I am surprised with how smooth this rum is because it hasn’t been aged for very long so the casks haven’t had a chance to help to take some of the edge off the rum. However, having spoken to the team behind Matugga, I was informed that their aging process is at a small enough scale that they can actually keep the rum moving throughout its maturation phase. To try to explain this think of the difference a tea bag makes in your tea. If you move the tea bag around and keep stirring and moving, the flavour of the tea is stronger and fuller compared to just leaving the tea bag static in the mug. Accordingly, the flavours enhance and its  interaction with the casks occurs at what seems like a much faster rate. As a result, the rum tastes like it is much older than it is.

Moving onto the Spiced, in the glass this rum is darker than the golden offering from Matugga and remains similar in thickness. On the nose I get notes of orange peel, grass, a slight appearance of treacle and raisins. I was expecting a spicier nose, but that’s not a bad thing. On my first taste I get vanilla and liquorish at the start. It is very warming and again very smooth. It is smoother than the golden rum variety of Matugga. The end of the rum leaves a spicy feeling around the tongue and the throat which could be mistaken for a burn, but on closer inspection and multiple tastes, I can confirm it’s a peppery and cinnamon finish rather than a burn in my opinion. The orange peel smelt on the nose comes in once the rum has sat for a short period, as does the treacle. The liquorish taste also dulls having sat for a few minutes and yet the spicy and sweet flavours remain at the finish.

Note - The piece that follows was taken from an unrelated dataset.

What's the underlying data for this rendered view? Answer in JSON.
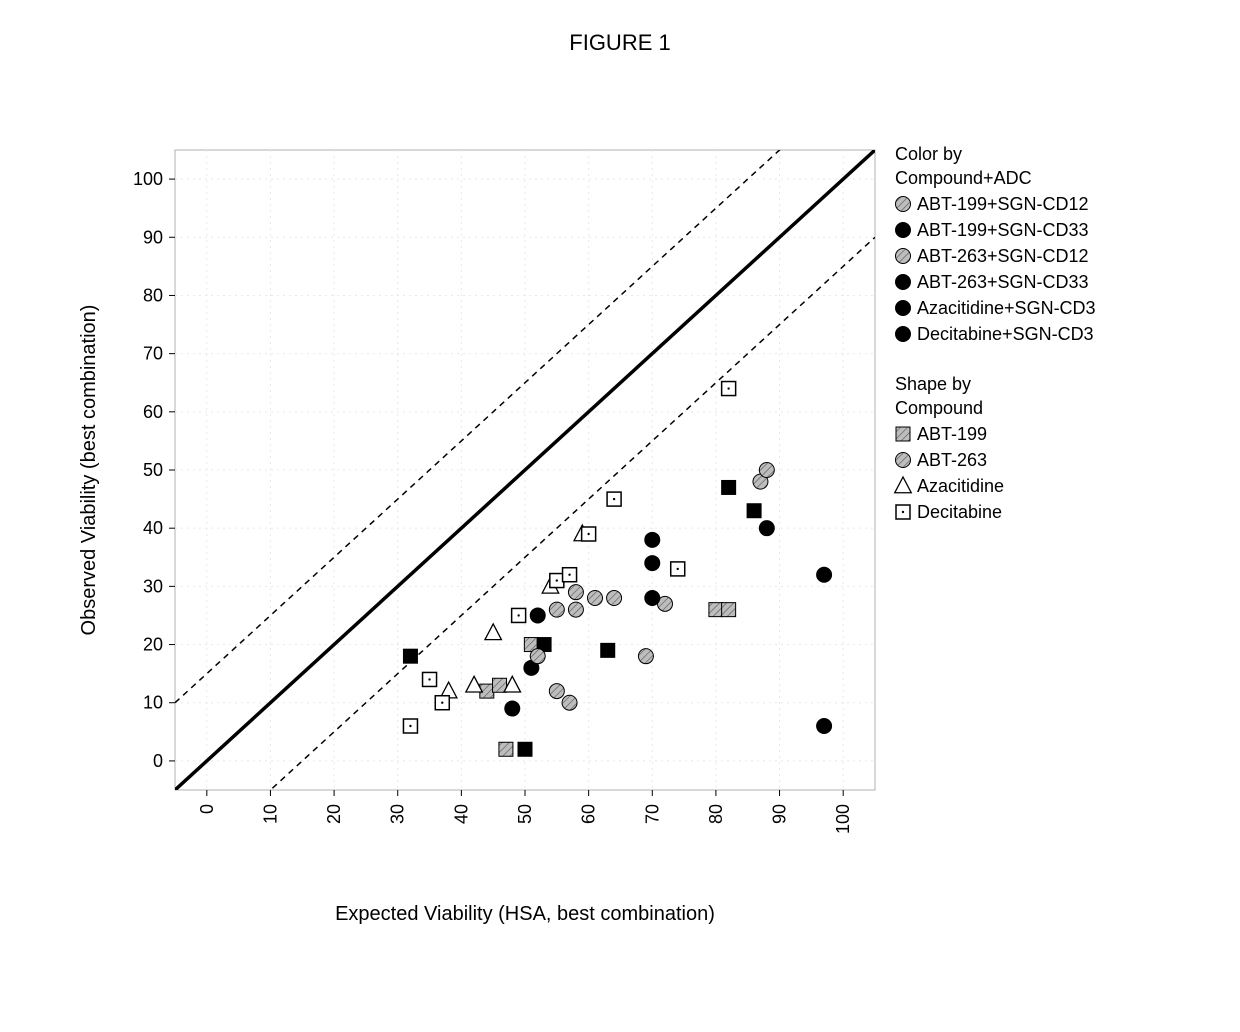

From the indulgence session I know that these rums make excellent bases for cocktails. Matugga’s website gives a list of different cocktails they recommend which can be found here. Fruity concoctions definitely work well in bringing out the flavours of this rum. I haven’t yet but I would like to try this rum in a more citrus type cocktail to see how the flavours interact with those more citrus elements. I think the spiced rum may thrive here.

Overall these rums are surprising for what they are. Both are relatively young and yet seem to be smooth enough to sip. I personally wouldn’t sip the golden as it’s a bit too harsh for my taste but I can see how many people would. The spiced on the other hand I feel has less of a punch to it, making it easier to sip. But I am very excited to see what a few more years of aging leads to with Matugga but this must be done ‘slowly slowly’ which in Swahili is ‘Pole Pole Ndio Mwendo.’ As always, good things come to those who wait!